4. Establish a continuous delivery system

Continuous delivery extends continuous delivery. Any build that passes the entire test cycle is automatically provisioned. No human intervention is required to decide what to deploy and when. Continuous delivery enables companies to proactively make changes to their products while quickly providing new features and updates.

Continuous deployment looks a bit scary as you don't manually review it before deploying the code. With a well-designed delivery pipeline, you no longer have to worry about losing control of your production code. In addition, developers have more control over the functionality of a particular service by making it available only to selected users of a particular build or by automating the release of functions at specific times.

5. Use the blue / green extension

To reduce downtime and minimize risks, companies can consider a so-called blue / green deployment. This way, changes that are made and a new deployment (blue) is triggered will be deployed in parallel with the old deployment (green). Both deployments run in parallel, with little traffic initially being forwarded to the blue deployment. If successful, the remaining traffic is slowly routed to the blue deployment and the green deployment is gradually removed. If this is unsuccessful, the traffic will return to green and blue will be removed. This allows you to switch between deployment environments without causing downtime or system crashes. Websites like Facebook and Twitter cannot be stopped at any point, so this is how new features are introduced.

6. Monitor performance continuously

Performance monitoring is important in an automated environment, and there are several useful tools. Before choosing a tool, you need to identify the key indicators to monitor. If you have hundreds of services and procedures running on your system, you cannot monitor all of them. Instead, focus on the following five key categories:

1.       Development cycle: To understand the performance of your automated delivery pipeline, monitor how often your code changes, how many objective functionality it contains, how many bugs it identifies and fixes, and much more.

2.       Deployment: You will need a tool to notify your assigned team if the automatic deployment fails. Most continuous integration servers have a notification feature that automatically notifies assigned staff through the chat server if a deployment or build fails.

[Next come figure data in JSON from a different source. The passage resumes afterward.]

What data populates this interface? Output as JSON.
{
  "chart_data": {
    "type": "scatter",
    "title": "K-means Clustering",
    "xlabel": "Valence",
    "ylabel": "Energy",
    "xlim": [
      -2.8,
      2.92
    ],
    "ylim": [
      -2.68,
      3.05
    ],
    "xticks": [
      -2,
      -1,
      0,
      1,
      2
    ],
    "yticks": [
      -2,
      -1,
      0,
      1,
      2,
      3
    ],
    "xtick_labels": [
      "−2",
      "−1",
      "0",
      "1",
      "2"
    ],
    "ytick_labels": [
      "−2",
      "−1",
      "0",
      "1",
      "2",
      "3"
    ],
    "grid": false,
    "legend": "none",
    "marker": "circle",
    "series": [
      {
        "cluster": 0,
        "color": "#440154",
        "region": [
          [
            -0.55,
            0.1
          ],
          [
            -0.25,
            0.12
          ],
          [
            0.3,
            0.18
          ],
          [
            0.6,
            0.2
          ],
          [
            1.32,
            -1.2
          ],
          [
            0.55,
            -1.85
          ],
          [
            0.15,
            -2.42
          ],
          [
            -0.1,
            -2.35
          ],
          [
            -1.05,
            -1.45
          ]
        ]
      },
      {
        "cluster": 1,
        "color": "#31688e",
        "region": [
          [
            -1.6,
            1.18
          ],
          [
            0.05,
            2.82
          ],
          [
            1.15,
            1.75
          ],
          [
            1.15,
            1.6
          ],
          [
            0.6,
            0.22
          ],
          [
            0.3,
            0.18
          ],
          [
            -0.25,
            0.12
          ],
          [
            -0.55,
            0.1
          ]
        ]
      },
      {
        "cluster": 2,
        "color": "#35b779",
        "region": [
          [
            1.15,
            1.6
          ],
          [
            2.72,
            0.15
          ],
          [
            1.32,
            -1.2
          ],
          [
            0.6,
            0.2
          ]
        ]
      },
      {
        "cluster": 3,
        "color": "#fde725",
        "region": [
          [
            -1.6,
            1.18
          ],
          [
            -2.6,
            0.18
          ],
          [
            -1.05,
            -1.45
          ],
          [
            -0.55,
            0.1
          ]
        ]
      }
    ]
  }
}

3.       Vulnerabilities: Vulnerabilities are handled automatically when the code goes into production. You need a system to identify and mitigate known vulnerabilities (e.g. vulnerabilities listed in the National Vulnerability Database) or unknown vulnerabilities that can be traced back to unsafe techniques.

4.       Server status: Server monitoring is essential for almost all types of infrastructures, not just development. System performance and the Service Level Agreement (SLA) depend on the condition of the server. There are several tools available to accomplish this task. You also need to monitor your infrastructure.

5.       Application Performance: Identify key issues such as application performance and regression, monitor application activity, and make proactive decisions. Several tools such as AppDynamics and New Relic can be used for this purpose. These application performance monitoring (APM) tools provide insights into application usage and performance.